I can understand the concerns of the petitioners; sudden changes in the rules of the game are very disconcerting at the least, and often throw people's carefully-thought-through plans completely for a loop. I bet most readers of the Bulletin have had at least one such experience. Everyone who studies or works at UMass, or did until recently, certainly has. But we didn't all run out with a petition to call a Town Meeting to express its outrage.

The statements in the press in support of this article all seem to be out of context. UMass is severely strapped for money. State appropriations have declined 27% in the past three years. Since January of 2002, hundreds of employees have been laid off. Over a thousand have taken early retirements, some of them happily, others not. Everyone worked for years without getting raises promised in duly- negotiated contracts until this spring, the final months of those 3-year contracts, and the fight is not over for winning the retroactive pay due to all of us. Layoffs may not be over yet either.
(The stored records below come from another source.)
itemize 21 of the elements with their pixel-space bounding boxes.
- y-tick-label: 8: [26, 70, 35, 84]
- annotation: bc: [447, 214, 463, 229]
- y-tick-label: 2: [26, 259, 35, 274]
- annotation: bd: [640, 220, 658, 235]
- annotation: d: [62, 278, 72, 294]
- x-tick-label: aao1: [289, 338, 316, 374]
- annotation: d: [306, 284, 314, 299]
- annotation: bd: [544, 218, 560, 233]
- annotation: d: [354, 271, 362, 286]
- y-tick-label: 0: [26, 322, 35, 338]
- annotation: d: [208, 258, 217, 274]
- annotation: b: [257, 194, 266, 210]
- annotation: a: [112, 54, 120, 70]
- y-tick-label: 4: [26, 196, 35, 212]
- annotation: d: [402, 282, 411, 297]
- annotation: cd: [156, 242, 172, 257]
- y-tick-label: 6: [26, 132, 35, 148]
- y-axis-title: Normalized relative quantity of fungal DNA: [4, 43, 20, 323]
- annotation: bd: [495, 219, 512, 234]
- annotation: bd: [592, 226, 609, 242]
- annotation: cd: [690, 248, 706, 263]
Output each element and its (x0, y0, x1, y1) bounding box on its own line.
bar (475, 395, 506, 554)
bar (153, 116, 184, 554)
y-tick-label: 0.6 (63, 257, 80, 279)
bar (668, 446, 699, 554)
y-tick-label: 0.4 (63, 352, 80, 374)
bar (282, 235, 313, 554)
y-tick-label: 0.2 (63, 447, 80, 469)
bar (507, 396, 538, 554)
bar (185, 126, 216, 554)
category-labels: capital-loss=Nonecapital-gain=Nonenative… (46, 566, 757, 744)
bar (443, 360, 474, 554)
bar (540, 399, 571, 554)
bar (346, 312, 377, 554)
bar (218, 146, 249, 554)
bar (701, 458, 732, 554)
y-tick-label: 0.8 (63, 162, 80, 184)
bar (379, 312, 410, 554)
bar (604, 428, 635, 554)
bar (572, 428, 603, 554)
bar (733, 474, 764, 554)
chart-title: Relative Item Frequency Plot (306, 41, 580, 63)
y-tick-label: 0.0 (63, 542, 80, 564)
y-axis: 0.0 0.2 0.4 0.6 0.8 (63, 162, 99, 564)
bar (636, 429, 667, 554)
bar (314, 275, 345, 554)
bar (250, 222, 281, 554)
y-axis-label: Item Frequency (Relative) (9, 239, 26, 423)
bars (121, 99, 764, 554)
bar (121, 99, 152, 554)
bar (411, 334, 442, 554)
Many programs have been closed or drastically reduced, or forced to try to pay their own way with fees and charging for services. It remains to be seen which ones will survive. Can they find enough customers who need their services and are somehow able to pay for those services from their own tight budgets? International Programs is just one of those programs that has had to begin charging for services as a way to keep itself in operation. As with fees for parking, or lab use, the people using the service are charged the fee. For foreign students at UMass, it's $65 a semester. For UMass students studying abroad, it's more, depending on the program involved, it can be $500 "an experience" (which could be a semester or a summer session). Even visiting scholars are being charged for services in getting a visa.

Why don't these American students travelling abroad ask Town Meeting to weigh in on their side? Some of them aren't here to collect the signatures; also, they aren't that organized. But employees are mostly in unions, and so could organize. Why didn't we have Special Town Meetings denouncing layoffs, forced retirements, and unfunded raises? I was at many union meetings about strategies and tactics during those years, and no one suggested pursuing a resolution from the Amherst Town Meeting. No one thought such a resolution would help. Our State Representative and State Senator were already doing everything they could for the University's budget; the unions decided to put their energy into lobbying the legislature, the administration, the Trustees: people who actually affect the bottom line that was driving all sorts of horrible decisions.

Resolutions attacking one small manifestation of the financial problem are not useful. There are people having serious discussions about the University and its future, but isolated resolutions and Town Meeting debates are not part of that discussion. Senator Rosenberg is Chair of a Task Force on Higher Education in the State Senate. The Massachusetts Taxpayers Foundation recently came out with a major report on institutional barriers that make it very difficult for UMass to be an excellent research university, which is its goal. If Town Meeting really wants to advise on running UMass in addition to the Town, perhaps it should study that report (it's on the MTF website) and pass a resolution supporting (or amending) it.

The Chancellor has said he wants to increase the number of students by several thousand in the next few years. That and some other proposed changes could have significant effects on Amherst and the region ­ some good, some bad. Where are these students going to live? How much more traffic and development pressure will these additional people generate? It's my impression that the Amherst Planning Office has a very hard time getting information from the University; maybe Town Meeting should speak up about that. According to press reports, the university administration plans to encourage students to join fraternities and sororities because alums who were in Greek organizations give more money later in life than those of us who in my day were called "independents." Perhaps so; but what about the encouragement of drinking that has historically been a major factor in those organizations throughout the country; has that problem been solved? That issue certainly affects all of us, not just UMass.

Passing a resolution against the $65 fee might give people a chance to feel good about fighting the good fight, but it isn't going to help either the foreign students or the University. Unfortunately, it is costing Amherst real money to hold the meeting. Now is not a good time for costly symbolic gestures.